More recently, Englund has taken turns both in front of and behind the camera with roles and directing gigs on films such as 2001 Maniacs, Jack Brooks: Monster Slayer and Zombie Strippers, which also features the acting talents of former adult film actress Jenna Jameson. ComicMix‘s Matt Raub and I caught up with Englund during San Diego Comic-Con and talked with him about, among other things, how hard it was to get to the convention, his latest projects, his involvement in the new V television series. and what he thinks about the future of horror films.
COMICMIX: So have you had a chance to check out the Con?
ROBERT ENGLUND: Not yet. We got messed up with the traffic. So many accidents, closures, people throwing themselves in front of trains, it took us forever to get here.
I think Comic-Con is jinxed. [Laughs]
CMix: So what brings you to the Con this year?
RE: I’m here with the company Anchor Bay which really responds to the kind of horror-comedy kind of stuff that people like Sam Raimi with the Evil Dead films used to do. I don’t know if it’s a response to the number of big-budget horror failures of late or that there’s so much homemade stuff on YouTube now, but fans really seem able to watch something like a Hellboy 2 or a Dark Knight, which I love, but they also have room for movies like the ones I’ve been involved with lately such as Zombie Strippers, Jack Brooks: Monster Slayer or Hatchet.
It seems they can tune into a big $200 million blockbuster film one day and then also enjoy a little $2 million film we made mostly for fun. They’re what I like to call "cheap thrills." I think there always has to be room for cheap thrills. I don’t know if its political or if there’s too much CGI or something but maybe that’s what movies like Saw or Hostel are tapping into — people’s need for something more simple and fun.

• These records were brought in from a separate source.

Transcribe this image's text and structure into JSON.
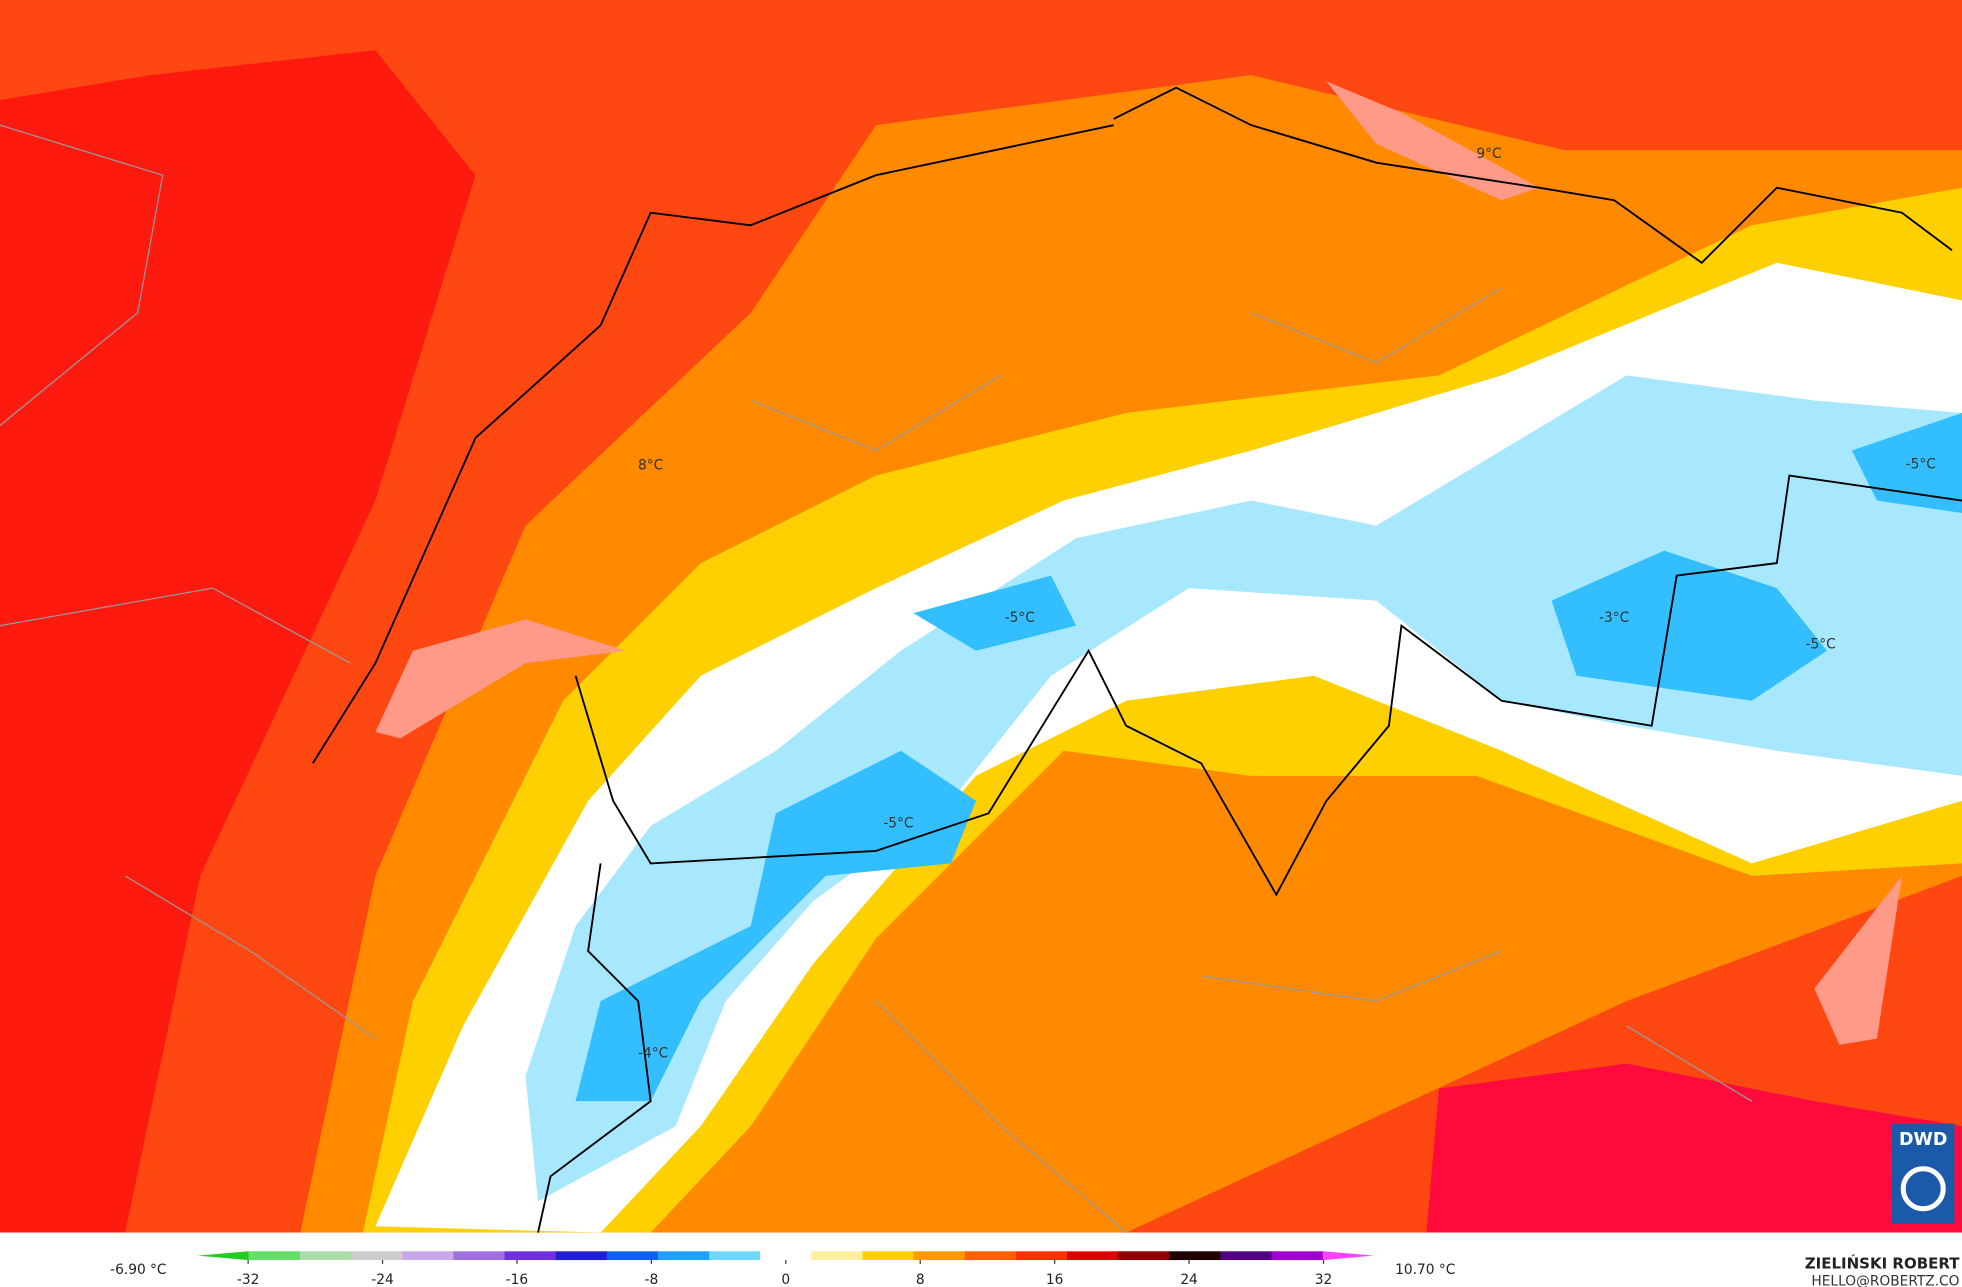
{
  "map_labels": [
    "9°C",
    "8°C",
    "-5°C",
    "-5°C",
    "-3°C",
    "-5°C",
    "-5°C",
    "-4°C"
  ],
  "colorbar": {
    "min_label": "-6.90 °C",
    "max_label": "10.70 °C",
    "lim": [
      -35,
      35
    ],
    "ticks": [
      -32,
      -24,
      -16,
      -8,
      0,
      8,
      16,
      24,
      32
    ],
    "colors": [
      "#22cc22",
      "#66dd66",
      "#aaddaa",
      "#cccccc",
      "#c8a8e8",
      "#a070e0",
      "#7030e0",
      "#2020d0",
      "#1060f0",
      "#20a0ff",
      "#70d8ff",
      "#ffffff",
      "#fff0a0",
      "#ffd000",
      "#ff9900",
      "#ff6000",
      "#ff3000",
      "#e00000",
      "#900000",
      "#200000",
      "#500080",
      "#a000d0",
      "#ff40ff"
    ]
  },
  "credit": {
    "name": "ZIELIŃSKI ROBERT",
    "email": "HELLO@ROBERTZ.CO",
    "logo": "DWD"
  }
}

CMix: It’s like a "horror rebellion."
RE: Yeah, its like a horror rebellion. Its like people are not old enough now to remember how much fun movies like Evil Dead or Army of Darkness were. The kids coming up now haven’t necessarrily gotten to experience those kinds of films. But maybe I can help be a bridge to something like them in the future.
CMix: Does that mean there’s room for a return to something like Nightmare on Elm Street and the Freddy franchise?

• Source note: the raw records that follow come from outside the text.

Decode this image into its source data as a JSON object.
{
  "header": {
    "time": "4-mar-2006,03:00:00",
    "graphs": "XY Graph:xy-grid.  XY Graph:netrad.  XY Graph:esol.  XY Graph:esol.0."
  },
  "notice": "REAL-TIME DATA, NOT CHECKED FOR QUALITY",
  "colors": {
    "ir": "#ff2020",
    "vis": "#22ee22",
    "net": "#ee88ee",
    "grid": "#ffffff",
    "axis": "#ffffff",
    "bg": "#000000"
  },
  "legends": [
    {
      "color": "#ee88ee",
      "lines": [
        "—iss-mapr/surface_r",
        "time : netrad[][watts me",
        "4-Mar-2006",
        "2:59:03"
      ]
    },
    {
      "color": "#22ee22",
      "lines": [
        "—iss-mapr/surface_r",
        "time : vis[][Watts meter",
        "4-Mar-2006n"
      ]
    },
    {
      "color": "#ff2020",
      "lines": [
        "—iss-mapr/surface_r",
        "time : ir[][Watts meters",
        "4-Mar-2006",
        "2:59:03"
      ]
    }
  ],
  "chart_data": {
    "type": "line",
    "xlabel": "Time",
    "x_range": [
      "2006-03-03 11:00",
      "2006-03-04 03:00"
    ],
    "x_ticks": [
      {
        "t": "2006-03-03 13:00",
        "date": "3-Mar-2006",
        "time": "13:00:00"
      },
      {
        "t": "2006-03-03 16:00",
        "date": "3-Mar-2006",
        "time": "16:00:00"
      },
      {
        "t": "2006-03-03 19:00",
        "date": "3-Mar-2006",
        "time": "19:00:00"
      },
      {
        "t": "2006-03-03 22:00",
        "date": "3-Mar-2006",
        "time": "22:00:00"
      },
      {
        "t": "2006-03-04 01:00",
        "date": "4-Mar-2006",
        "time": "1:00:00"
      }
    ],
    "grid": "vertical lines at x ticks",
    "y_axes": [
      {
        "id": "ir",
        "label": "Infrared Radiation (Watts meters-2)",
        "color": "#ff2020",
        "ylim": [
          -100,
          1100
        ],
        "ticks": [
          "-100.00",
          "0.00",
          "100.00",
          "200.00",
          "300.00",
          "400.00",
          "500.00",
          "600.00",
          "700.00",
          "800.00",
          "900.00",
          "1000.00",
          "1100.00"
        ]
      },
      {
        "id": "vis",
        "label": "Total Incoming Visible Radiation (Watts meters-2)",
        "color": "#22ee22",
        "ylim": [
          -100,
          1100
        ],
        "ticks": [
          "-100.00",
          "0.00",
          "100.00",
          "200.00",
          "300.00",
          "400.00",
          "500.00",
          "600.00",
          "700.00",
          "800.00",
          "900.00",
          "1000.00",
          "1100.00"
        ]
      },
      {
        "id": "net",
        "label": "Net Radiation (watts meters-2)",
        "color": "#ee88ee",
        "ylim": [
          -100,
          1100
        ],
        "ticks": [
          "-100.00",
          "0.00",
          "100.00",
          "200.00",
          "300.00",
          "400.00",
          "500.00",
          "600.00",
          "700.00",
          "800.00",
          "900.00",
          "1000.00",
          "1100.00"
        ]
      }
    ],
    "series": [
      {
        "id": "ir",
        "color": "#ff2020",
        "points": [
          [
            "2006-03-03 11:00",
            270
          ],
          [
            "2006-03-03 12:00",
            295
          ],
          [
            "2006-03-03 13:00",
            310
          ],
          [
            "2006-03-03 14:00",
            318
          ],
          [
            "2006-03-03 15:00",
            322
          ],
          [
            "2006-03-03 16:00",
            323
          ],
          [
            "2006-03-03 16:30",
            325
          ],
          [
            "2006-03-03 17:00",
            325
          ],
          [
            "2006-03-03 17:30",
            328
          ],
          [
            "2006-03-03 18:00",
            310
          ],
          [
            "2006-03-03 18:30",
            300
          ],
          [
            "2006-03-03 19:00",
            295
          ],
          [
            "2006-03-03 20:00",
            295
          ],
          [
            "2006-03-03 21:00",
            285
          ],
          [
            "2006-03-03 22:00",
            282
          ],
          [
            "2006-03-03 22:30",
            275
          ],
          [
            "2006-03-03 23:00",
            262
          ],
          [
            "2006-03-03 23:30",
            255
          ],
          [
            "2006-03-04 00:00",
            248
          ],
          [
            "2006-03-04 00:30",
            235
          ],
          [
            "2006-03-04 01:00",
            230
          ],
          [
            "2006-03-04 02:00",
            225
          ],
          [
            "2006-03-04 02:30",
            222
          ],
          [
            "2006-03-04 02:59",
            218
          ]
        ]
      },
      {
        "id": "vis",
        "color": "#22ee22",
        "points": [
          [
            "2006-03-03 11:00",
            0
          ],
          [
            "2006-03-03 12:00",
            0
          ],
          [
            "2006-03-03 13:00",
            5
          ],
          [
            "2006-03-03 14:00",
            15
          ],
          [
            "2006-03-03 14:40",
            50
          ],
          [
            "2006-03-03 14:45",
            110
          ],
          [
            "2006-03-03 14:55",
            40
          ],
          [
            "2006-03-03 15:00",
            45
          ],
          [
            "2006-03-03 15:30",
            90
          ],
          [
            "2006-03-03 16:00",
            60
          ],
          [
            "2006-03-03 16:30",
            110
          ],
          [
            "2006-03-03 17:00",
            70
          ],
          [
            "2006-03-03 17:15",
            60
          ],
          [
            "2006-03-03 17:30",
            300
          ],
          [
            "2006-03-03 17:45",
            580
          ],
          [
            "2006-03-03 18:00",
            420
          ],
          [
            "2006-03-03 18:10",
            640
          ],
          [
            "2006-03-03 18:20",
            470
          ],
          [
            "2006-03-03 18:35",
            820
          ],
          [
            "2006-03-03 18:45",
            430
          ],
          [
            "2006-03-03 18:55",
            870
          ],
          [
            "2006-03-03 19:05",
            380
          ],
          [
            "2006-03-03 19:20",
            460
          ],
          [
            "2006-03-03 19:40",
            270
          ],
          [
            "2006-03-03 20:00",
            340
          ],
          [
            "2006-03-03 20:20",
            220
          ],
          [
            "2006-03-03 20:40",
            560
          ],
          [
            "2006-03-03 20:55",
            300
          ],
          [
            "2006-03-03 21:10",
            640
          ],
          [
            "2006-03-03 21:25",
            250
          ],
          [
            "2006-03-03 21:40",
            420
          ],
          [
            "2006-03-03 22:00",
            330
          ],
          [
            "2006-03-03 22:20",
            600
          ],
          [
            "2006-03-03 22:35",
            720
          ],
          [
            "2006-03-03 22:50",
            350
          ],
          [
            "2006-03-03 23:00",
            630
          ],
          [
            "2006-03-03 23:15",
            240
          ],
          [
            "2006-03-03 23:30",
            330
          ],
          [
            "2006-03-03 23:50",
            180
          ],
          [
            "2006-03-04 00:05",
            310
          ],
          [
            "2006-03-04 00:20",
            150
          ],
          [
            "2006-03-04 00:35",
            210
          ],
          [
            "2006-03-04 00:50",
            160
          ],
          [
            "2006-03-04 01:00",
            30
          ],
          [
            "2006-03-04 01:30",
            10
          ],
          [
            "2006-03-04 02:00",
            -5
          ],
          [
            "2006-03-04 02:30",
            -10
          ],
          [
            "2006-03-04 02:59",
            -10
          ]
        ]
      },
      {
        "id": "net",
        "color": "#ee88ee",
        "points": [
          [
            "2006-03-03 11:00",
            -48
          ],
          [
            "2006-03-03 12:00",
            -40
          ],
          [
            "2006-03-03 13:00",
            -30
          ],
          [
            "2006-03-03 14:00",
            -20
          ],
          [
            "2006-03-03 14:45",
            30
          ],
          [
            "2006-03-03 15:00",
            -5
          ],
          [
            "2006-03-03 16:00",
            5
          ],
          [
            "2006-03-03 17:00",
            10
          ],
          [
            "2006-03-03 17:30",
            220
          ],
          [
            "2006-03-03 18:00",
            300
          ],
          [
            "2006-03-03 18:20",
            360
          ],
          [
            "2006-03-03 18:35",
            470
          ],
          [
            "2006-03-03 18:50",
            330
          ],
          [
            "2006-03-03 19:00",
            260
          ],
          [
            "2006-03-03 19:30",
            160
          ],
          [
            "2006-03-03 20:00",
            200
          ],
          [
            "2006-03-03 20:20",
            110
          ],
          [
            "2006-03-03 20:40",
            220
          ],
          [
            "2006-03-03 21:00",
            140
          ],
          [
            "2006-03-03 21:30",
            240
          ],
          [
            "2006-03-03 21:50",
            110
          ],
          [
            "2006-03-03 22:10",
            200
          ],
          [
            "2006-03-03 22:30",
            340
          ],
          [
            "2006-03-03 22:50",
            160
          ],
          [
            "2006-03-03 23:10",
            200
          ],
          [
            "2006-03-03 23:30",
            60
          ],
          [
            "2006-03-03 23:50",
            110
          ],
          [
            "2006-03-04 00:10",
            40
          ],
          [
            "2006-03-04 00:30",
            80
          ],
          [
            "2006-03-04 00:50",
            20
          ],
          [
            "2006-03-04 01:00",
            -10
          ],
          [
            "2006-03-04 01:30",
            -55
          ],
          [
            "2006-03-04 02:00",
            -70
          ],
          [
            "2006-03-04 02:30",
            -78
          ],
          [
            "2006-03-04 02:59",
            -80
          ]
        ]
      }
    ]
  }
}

RE: Oh yeah, sure. But I don’t really have any worries about horror films going away. Just look at the top movies — there’s usually some horror in there. I remember that there were a lot of people trying to imitate the style of something like Blair Witch but I don’t think that kind of thing has been exhausted. I think people will still play around with camcorders and stuff.

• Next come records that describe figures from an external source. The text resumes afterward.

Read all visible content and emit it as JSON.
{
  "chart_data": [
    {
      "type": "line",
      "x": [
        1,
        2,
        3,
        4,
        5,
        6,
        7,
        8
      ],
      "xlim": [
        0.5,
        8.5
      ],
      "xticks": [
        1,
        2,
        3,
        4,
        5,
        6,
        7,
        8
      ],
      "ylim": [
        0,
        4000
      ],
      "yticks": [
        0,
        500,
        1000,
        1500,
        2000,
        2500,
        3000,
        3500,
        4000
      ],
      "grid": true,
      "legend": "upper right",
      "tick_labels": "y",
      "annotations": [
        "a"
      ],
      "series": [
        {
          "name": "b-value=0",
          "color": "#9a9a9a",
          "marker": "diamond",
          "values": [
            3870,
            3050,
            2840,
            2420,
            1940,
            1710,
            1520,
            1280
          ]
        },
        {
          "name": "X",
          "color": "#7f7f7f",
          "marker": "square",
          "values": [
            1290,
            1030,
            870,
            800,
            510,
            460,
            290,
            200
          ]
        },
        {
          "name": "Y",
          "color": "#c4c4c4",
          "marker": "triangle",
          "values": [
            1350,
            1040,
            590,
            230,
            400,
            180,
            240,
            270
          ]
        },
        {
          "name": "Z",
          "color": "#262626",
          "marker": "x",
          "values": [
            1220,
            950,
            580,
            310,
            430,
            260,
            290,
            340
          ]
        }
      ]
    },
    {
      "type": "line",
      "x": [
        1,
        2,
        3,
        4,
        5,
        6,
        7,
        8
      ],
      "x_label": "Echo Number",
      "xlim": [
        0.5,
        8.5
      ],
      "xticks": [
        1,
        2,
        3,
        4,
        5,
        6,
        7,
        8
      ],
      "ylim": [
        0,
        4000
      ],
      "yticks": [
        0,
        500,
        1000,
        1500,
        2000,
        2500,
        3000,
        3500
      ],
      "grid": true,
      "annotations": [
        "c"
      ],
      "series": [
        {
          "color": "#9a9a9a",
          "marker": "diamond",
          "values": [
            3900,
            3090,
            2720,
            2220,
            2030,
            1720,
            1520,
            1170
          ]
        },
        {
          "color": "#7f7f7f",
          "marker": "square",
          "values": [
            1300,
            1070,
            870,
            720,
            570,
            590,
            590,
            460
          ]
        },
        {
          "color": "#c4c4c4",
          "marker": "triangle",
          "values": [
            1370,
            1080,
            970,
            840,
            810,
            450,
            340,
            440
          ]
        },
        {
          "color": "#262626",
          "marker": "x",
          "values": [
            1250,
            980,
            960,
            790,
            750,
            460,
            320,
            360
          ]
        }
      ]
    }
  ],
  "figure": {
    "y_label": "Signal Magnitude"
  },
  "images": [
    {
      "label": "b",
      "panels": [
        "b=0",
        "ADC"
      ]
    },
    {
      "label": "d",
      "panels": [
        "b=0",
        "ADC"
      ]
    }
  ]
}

In fact, I’m going to watch a new film called Home Movie starring Adrian Pasdar from Heroes. Its all shot with a handycam and features a father taping his children over and over during the holidays and as he does this you start to realize that there’s something wrong with the children. I also watched another one called Look which is short entirely with security cameras. No close-ups or anything unless someone walks towards the camera.
I loved it and tried hard to bust it but I never could. There’s even a scene in an ambulance that I thought couldn’t have worked, but then someone told me they do have security cameras in ambulances now. So those are the kinds of things I would like to see more of and think we should still explore.
We keep doing all the things that can kill us: scissors, baby sitters, cars, telephones, technology but I think we need to get back to humanity and get away from the idea of just a serial killer. Or something like The Brothers Grimm if you did it right. Those were really dark tales that would be great. A new reimagining of The Brothers Grimm is what we need.
CMix: Turing away from horror a bit. Are you involved with the new V TV series that NBC is developing?
RE: I got the book from Kenneth Johnson and I know NBC was thinking about doing a V: Twenty Years Later show with the original cast and showing what we’ve been up to while living in a post-alien world. But now I think the decision was to go with a younger, sexier cast and then if that goes well maybe bring us back after that. Or maybe we’ll end up doing cameos. I don’t really know yet.